Patak personally received Ernst & Young Entrepreneur of the Year semi-finalist honors in 2015 and finalist status in 2016 for the Midwest region, competing against established business leaders across Illinois and Wisconsin. In 2017, Inc. Magazine ranked Topstep No. 1,261 on its Inc. 5000 list of fastest-growing privately held companies in America.
These accolades matter because they came from institutions outside the prop trading world. When the FIA recognizes your firm and Ernst & Young nominates your founder, it signals legitimacy that transcends the sometimes-questionable reputation of the broader prop firm industry.
The Rebranding and Modern Evolution
In 2020, TopstepTrader merged its divisions and rebranded simply as "Topstep." The simplified name reflected a more focused company—futures only, community-first, technology-driven. The merger coincided with explosive growth in retail futures trading during the pandemic era, as lockdowns drove millions of new participants into financial markets.
The introduction of TopstepX represented the company's most significant product evolution. Building a proprietary trading platform was a massive undertaking—and a controversial one, given that it meant removing support for beloved third-party platforms. But the strategic logic was sound: controlling the platform allowed Topstep to eliminate commissions, integrate custom tools like The Tilt™, build in risk management controls, and create a unified trader experience.
More recently, Topstep expanded beyond prop trading to launch a retail-focused introducing broker, designed to make personal futures trading more accessible.
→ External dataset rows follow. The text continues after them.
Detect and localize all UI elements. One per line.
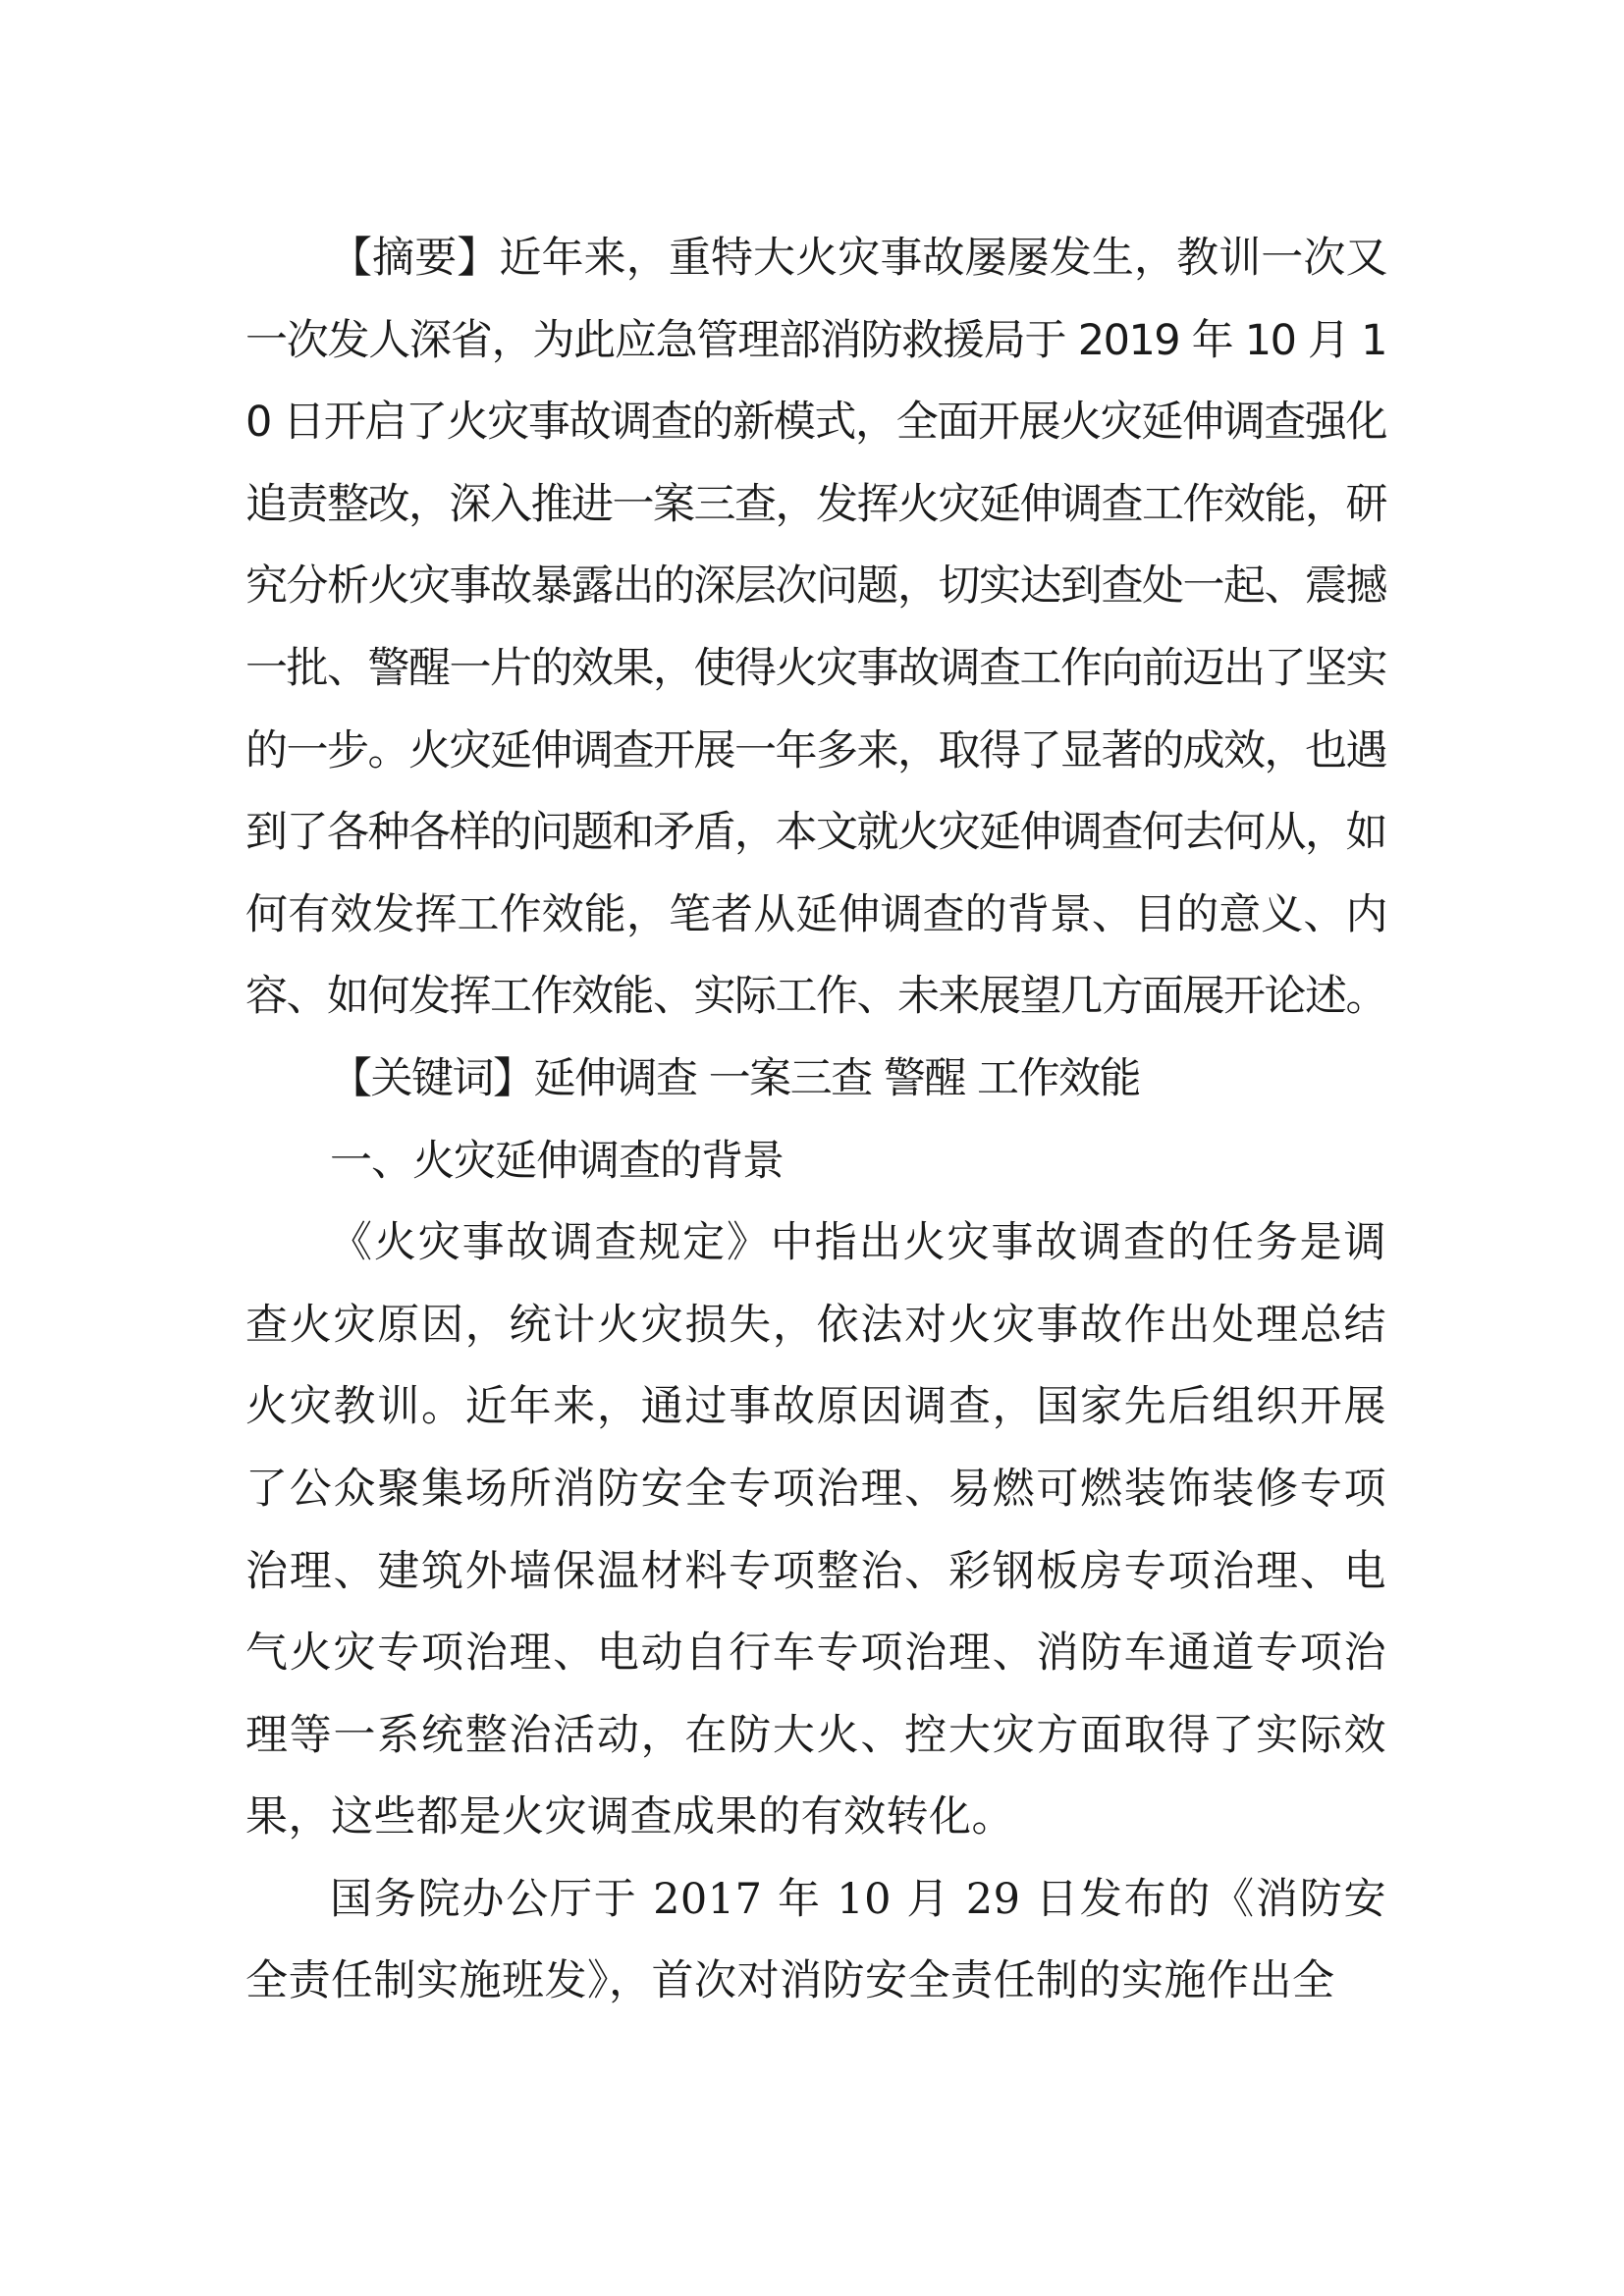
body-paragraph: 国务院办公厅于 2017 年 10 月 29 日发布的《消防安全责任制实施班发》，首次对消防安全责任制的实施作出全 (245, 1874, 1386, 2006)
abstract-label: 【摘要】 (330, 234, 500, 283)
abstract-text: 近年来，重特大火灾事故屡屡发生，教训一次又一次发人深省，为此应急管理部消防救援局于 2019 年 10 月 10 日开启了火灾事故调查的新模式，全面开展火灾延伸调查强化追责整改，深入推进一案三查，发挥火灾延伸调查工作效能，研究分析火灾事故暴露出的深层次问题，切实达到查处一起、震撼一批、警醒一片的效果，使得火灾事故调查工作向前迈出了坚实的一步。火灾延伸调查开展一年多来，取得了显著的成效，也遇到了各种各样的问题和矛盾，本文就火灾延伸调查何去何从，如何有效发挥工作效能，笔者从延伸调查的背景、目的意义、内容、如何发挥工作效能、实际工作、未来展望几方面展开论述。 (245, 234, 1387, 1022)
body-paragraph: 《火灾事故调查规定》中指出火灾事故调查的任务是调查火灾原因，统计火灾损失，依法对火灾事故作出处理总结火灾教训。近年来，通过事故原因调查，国家先后组织开展了公众聚集场所消防安全专项治理、易燃可燃装饰装修专项治理、建筑外墙保温材料专项整治、彩钢板房专项治理、电气火灾专项治理、电动自行车专项治理、消防车通道专项治理等一系统整治活动，在防大火、控大灾方面取得了实际效果，这些都是火灾调查成果的有效转化。 (245, 1218, 1386, 1842)
keywords-label: 【关键词】 (330, 1053, 534, 1103)
keywords-text: 延伸调查 一案三查 警醒 工作效能 (533, 1053, 1141, 1103)
section-heading: 一、火灾延伸调查的背景 (330, 1136, 784, 1186)
document-page (245, 218, 1386, 2023)
abstract-paragraph (245, 218, 1386, 1039)
keywords-paragraph (245, 1039, 1386, 1121)
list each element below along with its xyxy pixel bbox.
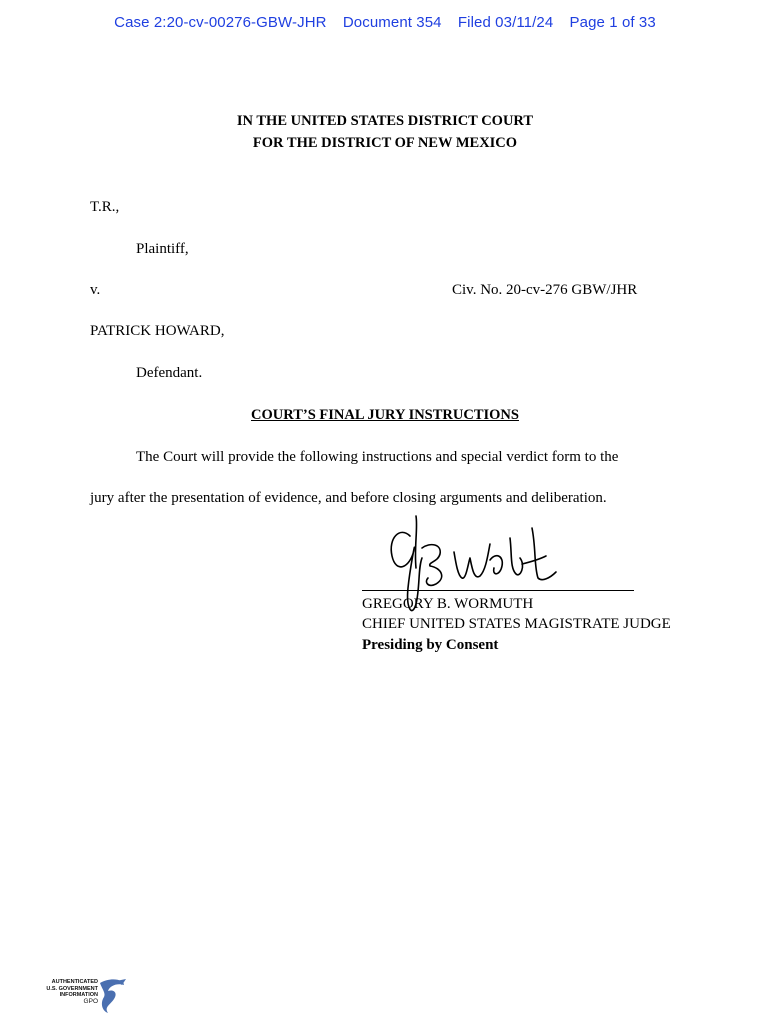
gpo-line-2: U.S. GOVERNMENT (46, 985, 98, 992)
gpo-seal (44, 977, 128, 1017)
plaintiff-name: T.R., (90, 199, 120, 215)
page-count: Page 1 of 33 (569, 14, 656, 31)
court-name: IN THE UNITED STATES DISTRICT COURT (236, 113, 534, 129)
judge-title: CHIEF UNITED STATES MAGISTRATE JUDGE (362, 616, 671, 632)
plaintiff-role: Plaintiff, (136, 241, 189, 257)
body-line-2: jury after the presentation of evidence, and before closing arguments and deliberation. (90, 490, 607, 506)
versus: v. (90, 282, 101, 298)
judge-name: GREGORY B. WORMUTH (362, 596, 534, 612)
eagle-icon (94, 977, 128, 1017)
defendant-name: PATRICK HOWARD, (90, 323, 225, 339)
filing-stamp (0, 14, 770, 31)
signature-line (362, 590, 634, 591)
defendant-role: Defendant. (136, 365, 203, 381)
filed-date: Filed 03/11/24 (457, 14, 554, 31)
document-number: Document 354 (342, 14, 442, 31)
presiding-note: Presiding by Consent (362, 637, 499, 653)
gpo-line-1: AUTHENTICATED (51, 979, 98, 985)
case-number: Case 2:20-cv-00276-GBW-JHR (114, 14, 327, 31)
gpo-line-3: INFORMATION (59, 992, 98, 998)
gpo-line-4: GPO (83, 997, 98, 1005)
document-title: COURT’S FINAL JURY INSTRUCTIONS (251, 407, 519, 423)
court-district: FOR THE DISTRICT OF NEW MEXICO (252, 135, 518, 151)
case-number-caption: Civ. No. 20-cv-276 GBW/JHR (452, 282, 638, 298)
body-line-1: The Court will provide the following instructions and special verdict form to the (136, 449, 619, 465)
Clients can fund accounts traditionally or transfer prop earnings directly—creating a pipeline from evaluation to funded trading to personal account management, all under the Topstep ecosystem.
The Philosophy That Persists
Through every evolution—from floor trading to digital evaluations, from two divisions to one, from third-party platforms to TopstepX—Patak's core philosophy has remained consistent: trading success is earned through discipline, consistency, and structure, not talent alone.
This philosophy explains Topstep's rules, which sometimes frustrate traders who want maximum freedom. The Consistency Target exists because Patak learned firsthand that one big win doesn't make you a profitable trader. The EOD trailing drawdown exists because the market will take your money back if you don't protect your downside. The self-imposed risk controls on TopstepX exist because Patak blew three accounts before he learned to manage himself.
Every Topstep rule, in some way, traces back to a lesson Patak learned by losing $90,000 as a college kid who thought he understood the markets.
Where It All Stands Today
Topstep under Patak's leadership has become the standard against which every futures prop firm is measured. When Tradeify advertises zero activation fees, they're implicitly comparing against Topstep. When MFFU promotes no consistency rule, the unspoken comparison is Topstep's 50% target. When Alpha Futures highlights its Daily Loss Guard, the benchmark is Topstep's approach to risk management.
Being the industry's reference point is both an achievement and a challenge. Competitors can study Topstep's model, identify pain points, and build specifically to address them—while Topstep carries the complexity and overhead of a 14-year-old organization that can't reinvent itself as easily as a startup can build from scratch.
But the trust advantage is real and, so far, durable. When traders ask "which prop firm will definitely pay me?"—the answer, consistently, is Topstep. That reputation took 14 years and millions in payouts to build. It started with a guy who lost $90,000 and decided no one else should have to learn the same lessons the same way.